← Back to Intel
M&A March 20, 2026

Ecolab Is About to Pay $5 Billion for a Company That Was Worth $270 Million Three Years Ago

Ecolab is nearing a deal to acquire CoolIT Systems from KKR for between $4.5 billion and $5 billion, according to reporting by The Wall Street Journal on March 19. An announcement could come as soon as next week, though sources cautioned that nothing has been finalized.

The price range represents an extraordinary markup. When KKR took a majority stake in CoolIT in 2023, the company was valued at roughly $270 million. At the upper end of the reported range, that is an 18x return in three years. Abu Dhabi sovereign wealth investor Mubadala holds a minority stake in the business.

CoolIT manufactures direct liquid cooling systems for data centers. The company started out building cooling hardware for gaming PCs before pivoting to enterprise and hyperscale infrastructure as AI workloads pushed thermal densities beyond what air cooling can handle. Its product line includes cold plates, coolant distribution units, and rack-level liquid cooling assemblies designed for high-density GPU deployments.

Why Ecolab Wants In

Ecolab, a $65 billion industrial services company headquartered in St. Paul, Minnesota, has been building out a data center cooling portfolio for the past several years. The company already operates a water treatment and cooling chemistry business that serves large commercial and industrial facilities. Acquiring CoolIT would give it a hardware platform to anchor what the company has been calling its Cooling-as-a-Service offering, combining fluid management, thermal hardware, and ongoing maintenance into a single contract.

The strategic logic follows the same pattern that drove Schneider Electric to acquire Motivair in 2025 and Eaton to pay $9.5 billion for Boyd Thermal. Large industrial conglomerates are buying their way into the liquid cooling supply chain because the organic path takes too long. The data center liquid cooling market hit $5.52 billion in late 2025, according to Dell'Oro Group, and is projected to reach $15.75 billion by 2030. Operators who can sell integrated cooling systems, not just components, are capturing disproportionate share.

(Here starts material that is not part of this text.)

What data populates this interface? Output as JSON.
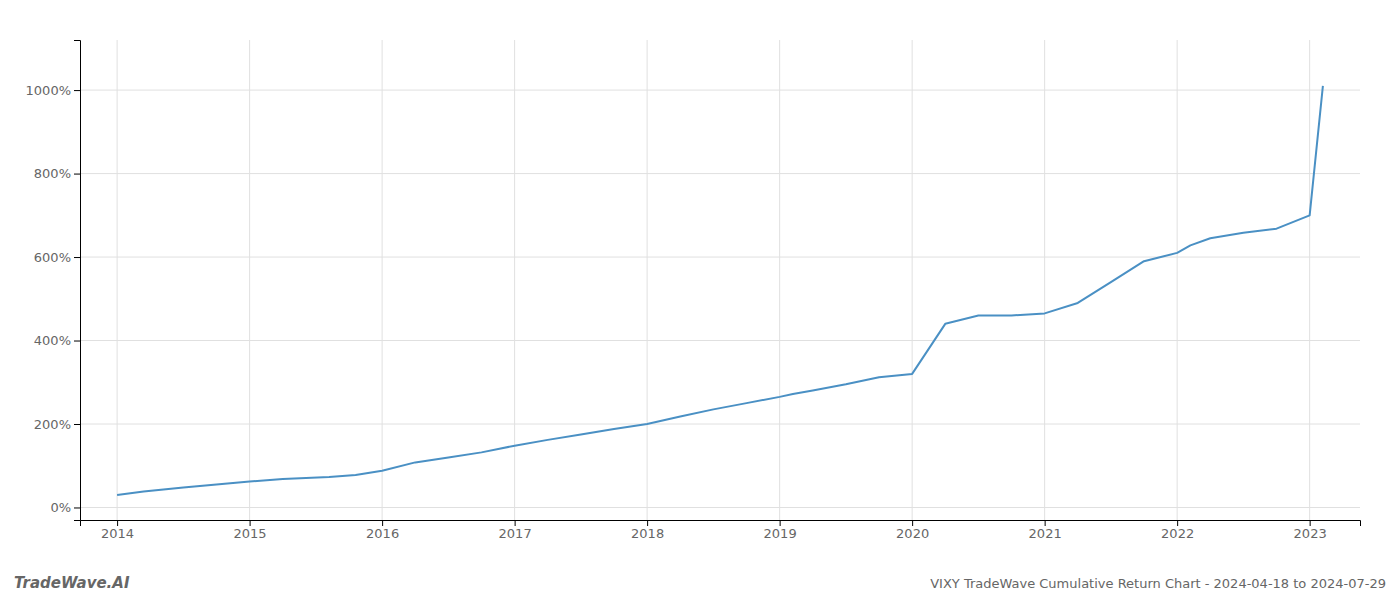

What KKR's Return Says About the Market

A $270 million entry turning into a potential $5 billion exit in three years tells you something about how fast the liquid cooling market has repriced. In 2023, direct-to-chip cooling was a niche product serving a small number of high-performance computing customers. By 2026, every major hyperscaler has liquid cooling in production or on order for AI training clusters, and the supply chain cannot keep up with demand.

Ecolab shares fell more than 2.4% on the news. The market reaction suggests investors are not yet convinced that the premium is justified. Neither Ecolab nor KKR has commented publicly on the deal terms.

If the acquisition closes at the reported price, it would rank among the largest pure-play cooling transactions in data center history, second only to Eaton's Boyd deal. The cooling supply chain, long treated as a commodity layer beneath the more glamorous compute and networking stacks, now commands valuations that would have seemed absurd half a decade ago. For companies that built the right products at the right time, the repricing has been violent and fast.